Elmarsafy rounds off this illustrious list with Johann Wolfgang von Goethe, linked to the chapters before him through “a mechanism similar to the one operative in the cases of Voltaire and Napoleon: an identification with a great man” (160). However, unlike Napoleon, Goethe has a gentler conceptualization of Muhammad. This milder impression arises from Goethe’s ideas on world literature and his own role as a translator. For him, the “operation of literature is bound intimately with its role as an earthly gospel”; he saw the work of a translator as akin to that of a prophet “who transmits God’s message in a language that the people … can understand.” (174). Thus, Goethe saw “in Muhammad and the Qur’an a brilliant example of what words can do.” (177).
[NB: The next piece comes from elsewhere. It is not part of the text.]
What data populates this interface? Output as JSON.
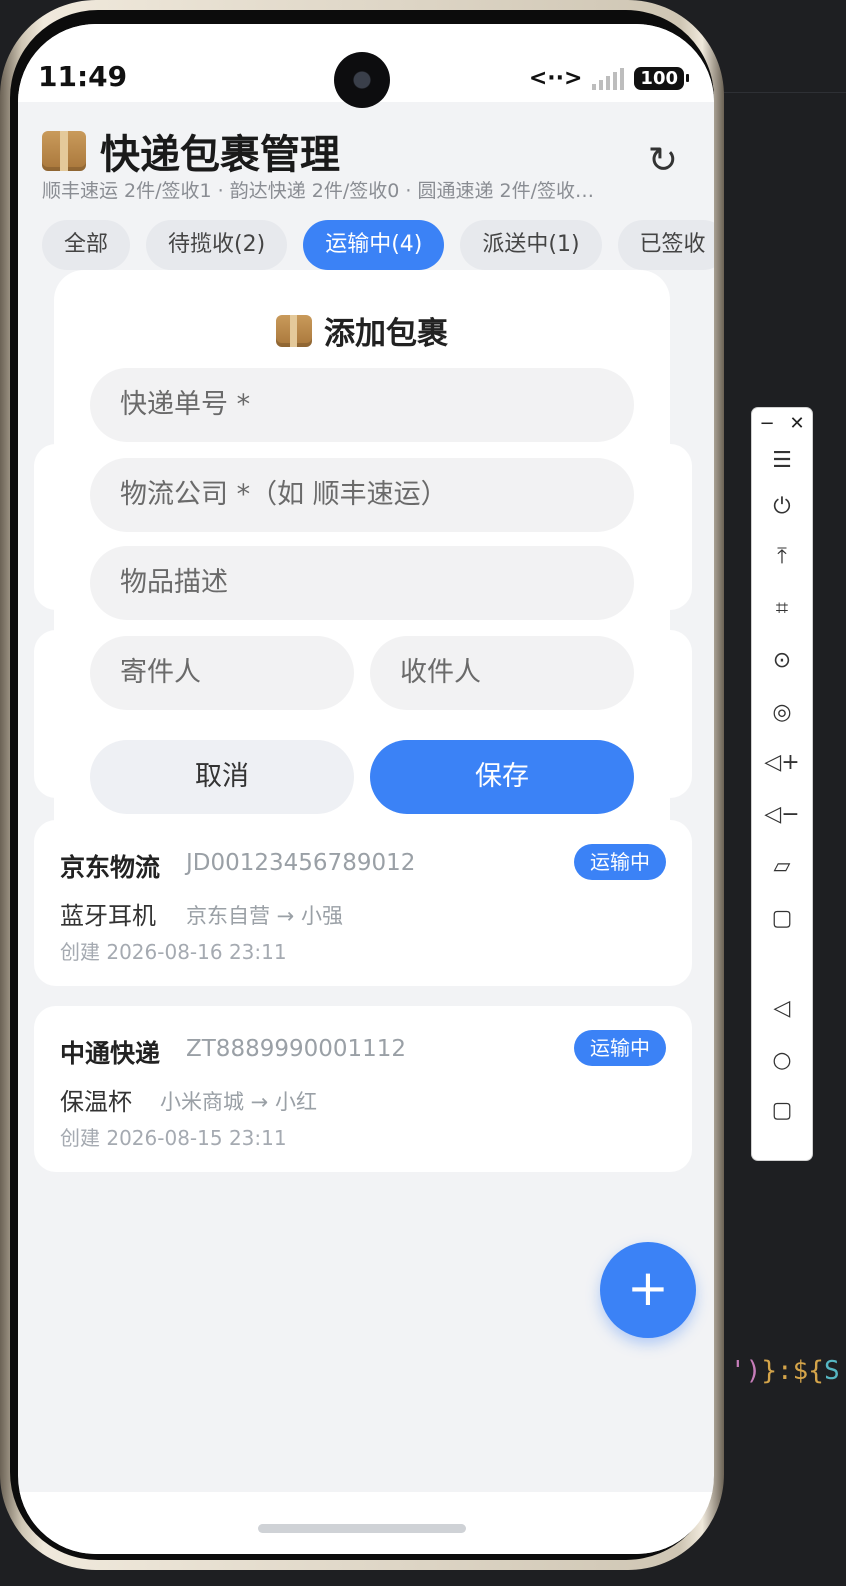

Elmarsafy suggests that the influence of Goethe’s views on world literature can be seen on Thomas Carlyle, who wrote an “account of Muhammad that overturns the routine accusations of imposture and ambition in favor of a man seeking, finding, and proclaiming answers regarding his place in the universe” (177–78).

Elmarsafy’s book is thus a persuasive and insightful challenge to two of the most enduring assumptions of the European Enlightenment: the notion that religion had little impact on this fiercely rationalistic era and the widely held belief that the “rapport” between the Islamic and the European world was “defined by conflict alone” (x).